Is it worth updating to Sib 4?


----------



## Daryl (Dec 14, 2006)

spoon @ Thu Dec 14 said:


> hi
> I have Sib 3.
> 
> Is it worth updating to Sib 4?


It depends on what you do.

The biggies for Sib4 are Dynamic Parts and Video.

If you do a lot of charts that are relatively simple, then Dynamic Parts will save you hours of time. If you write more than one instrument per stave it probably won't save much at all (although there are a few clever semi-workarounds if you're interested).

Video is not only useful for, errrrrrrrr, video, but it also allows you to load an audio file, which will (sort of) play back in sync with Sibelius. This means that when doing a transcription you don't have to keep shuttling a CD back and forward. Just do a MIDI tempo map, load it into Sib and your arrangement will play back in sync to the audio.

D


----------



## spoon (Dec 14, 2006)

thanks Daryl.

The idea with the audio track is good (...but sometimes I need a program like transcribe to slow down fast parts and I can´t imagine Sib would automatically do that at all)


----------



## Daryl (Dec 15, 2006)

spoon @ Fri Dec 15 said:


> thanks Daryl.
> 
> The idea with the audio track is good (...but sometimes I need a program like transcribe to slow down fast parts and I can´t imagine Sib would automatically do that at all)


No, Sibelius doesn't work that way.

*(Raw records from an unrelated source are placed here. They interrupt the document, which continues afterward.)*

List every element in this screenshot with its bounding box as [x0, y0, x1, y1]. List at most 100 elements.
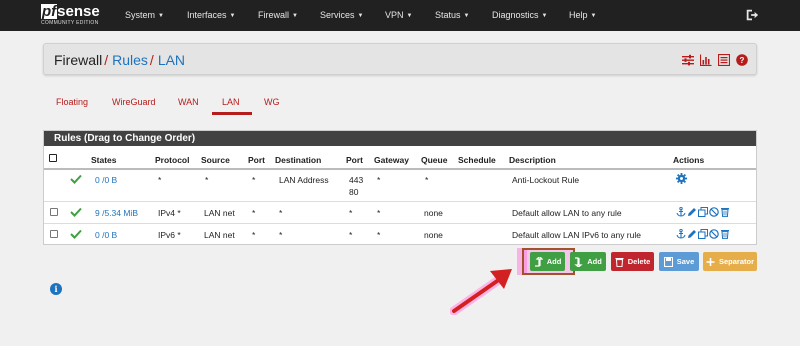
row-gateway: *: [377, 175, 381, 185]
col-destination: Destination: [275, 155, 322, 165]
breadcrumb-lan[interactable]: LAN: [158, 52, 185, 68]
tab-wireguard[interactable]: WireGuard: [112, 97, 156, 107]
check-icon: [70, 174, 82, 184]
nav-services[interactable]: Services ▼: [320, 10, 363, 20]
check-icon: [70, 207, 82, 217]
breadcrumb-firewall: Firewall: [54, 52, 103, 68]
row-checkbox[interactable]: [50, 208, 58, 216]
logo-mark: pfsense: [41, 3, 100, 20]
trash-icon: [615, 257, 624, 267]
top-navbar: pfsense COMMUNITY EDITION System ▼ Interf…: [0, 0, 800, 31]
nav-status[interactable]: Status ▼: [435, 10, 469, 20]
anchor-icon[interactable]: [676, 207, 686, 217]
arrow-up-icon: [534, 256, 543, 267]
row-protocol: IPv6 *: [158, 230, 181, 240]
nav-help[interactable]: Help ▼: [569, 10, 596, 20]
row-queue: none: [424, 208, 443, 218]
row-states[interactable]: 0 /0 B: [95, 175, 117, 185]
rules-panel: Rules (Drag to Change Order) States Prot…: [43, 130, 757, 245]
header-divider: [44, 168, 756, 170]
row-destination: *: [279, 208, 283, 218]
row-checkbox[interactable]: [50, 230, 58, 238]
row-queue: none: [424, 230, 443, 240]
pencil-icon[interactable]: [687, 207, 697, 217]
row-queue: *: [425, 175, 429, 185]
disable-icon[interactable]: [709, 207, 719, 217]
info-icon[interactable]: i: [50, 283, 62, 295]
anchor-icon[interactable]: [676, 229, 686, 239]
pencil-icon[interactable]: [687, 229, 697, 239]
col-description: Description: [509, 155, 556, 165]
row-dest-port: 443: [349, 175, 364, 185]
col-states: States: [91, 155, 117, 165]
svg-text:?: ?: [740, 56, 745, 65]
tab-wan[interactable]: WAN: [178, 97, 199, 107]
row-states[interactable]: 0 /0 B: [95, 230, 117, 240]
delete-button[interactable]: Delete: [611, 252, 654, 271]
row-gateway: *: [377, 230, 381, 240]
gear-icon[interactable]: [676, 173, 687, 184]
trash-icon[interactable]: [720, 229, 730, 239]
row-dest-port: *: [349, 230, 353, 240]
col-protocol: Protocol: [155, 155, 190, 165]
check-icon: [70, 229, 82, 239]
nav-interfaces[interactable]: Interfaces ▼: [187, 10, 235, 20]
disable-icon[interactable]: [709, 229, 719, 239]
row-description: Anti-Lockout Rule: [512, 175, 580, 185]
sliders-icon[interactable]: [682, 54, 694, 66]
copy-icon[interactable]: [698, 207, 708, 217]
nav-diagnostics[interactable]: Diagnostics ▼: [492, 10, 547, 20]
row-description: Default allow LAN IPv6 to any rule: [512, 230, 641, 240]
help-icon[interactable]: ?: [736, 54, 748, 66]
col-port: Port: [248, 155, 265, 165]
col-source: Source: [201, 155, 230, 165]
panel-title: Rules (Drag to Change Order): [44, 131, 756, 146]
col-actions: Actions: [673, 155, 705, 165]
logo-subtitle: COMMUNITY EDITION: [41, 20, 99, 26]
row-source: LAN net: [204, 230, 235, 240]
logout-icon[interactable]: [745, 8, 759, 22]
add-top-button[interactable]: Add: [530, 252, 565, 271]
tab-floating[interactable]: Floating: [56, 97, 88, 107]
row-dest-port: *: [349, 208, 353, 218]
nav-vpn[interactable]: VPN ▼: [385, 10, 412, 20]
separator-button[interactable]: Separator: [703, 252, 757, 271]
col-schedule: Schedule: [458, 155, 496, 165]
plus-icon: [706, 257, 715, 266]
arrow-down-icon: [574, 256, 583, 267]
copy-icon[interactable]: [698, 229, 708, 239]
active-tab-indicator: [212, 112, 252, 115]
nav-system[interactable]: System ▼: [125, 10, 164, 20]
row-port: *: [252, 175, 256, 185]
row-destination: *: [279, 230, 283, 240]
row-source: *: [205, 175, 209, 185]
tab-wg[interactable]: WG: [264, 97, 280, 107]
tab-lan[interactable]: LAN: [222, 97, 240, 107]
breadcrumb: Firewall / Rules / LAN: [54, 52, 186, 68]
nav-firewall[interactable]: Firewall ▼: [258, 10, 298, 20]
trash-icon[interactable]: [720, 207, 730, 217]
bar-chart-icon[interactable]: [700, 54, 712, 66]
breadcrumb-rules[interactable]: Rules: [112, 52, 148, 68]
row-destination: LAN Address: [279, 175, 329, 185]
pfsense-logo[interactable]: pfsense COMMUNITY EDITION: [41, 4, 111, 28]
row-port: *: [252, 208, 256, 218]
row-source: LAN net: [204, 208, 235, 218]
select-all-checkbox[interactable]: [49, 154, 57, 162]
row-description: Default allow LAN to any rule: [512, 208, 622, 218]
save-button[interactable]: Save: [659, 252, 699, 271]
list-icon[interactable]: [718, 54, 730, 66]
row-port: *: [252, 230, 256, 240]
breadcrumb-panel: Firewall / Rules / LAN ?: [43, 43, 757, 75]
col-dest-port: Port: [346, 155, 363, 165]
row-protocol: *: [158, 175, 162, 185]
col-gateway: Gateway: [374, 155, 409, 165]
annotation-arrow: [450, 269, 512, 315]
row-divider: [44, 201, 756, 202]
row-gateway: *: [377, 208, 381, 218]
row-protocol: IPv4 *: [158, 208, 181, 218]
row-states[interactable]: 9 /5.34 MiB: [95, 208, 138, 218]
add-bottom-button[interactable]: Add: [570, 252, 606, 271]
row-divider: [44, 223, 756, 224]
col-queue: Queue: [421, 155, 448, 165]
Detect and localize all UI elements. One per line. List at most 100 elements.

I still do all such things in my sequencer.

D


----------



## spoon (Dec 21, 2006)

hi,
just ordered Sib 4 update...special Christmas offer for 75€ (edu version).

Hope, I´ll enjoy it.


----------



## Daryl (Dec 22, 2006)

spoon @ Thu Dec 21 said:


> hi,
> just ordered Sib 4 update...special Christmas offer for 75€ (edu version).
> 
> Hope, I´ll enjoy it.


Yeah, let us know how you get on.

D


----------



## spoon (Feb 21, 2007)

o.k.

I have Sib4 for about 6 weeks and I´M LOVING IT (da da da da McDonald´s)

Well, I don´t use all the features but it´s good


----------



## Daryl (Feb 22, 2007)

I don't think that any of us use all the features....! However, be sure to check out the tips posted in this forum, as that may save you a lot of time in the end.

D


----------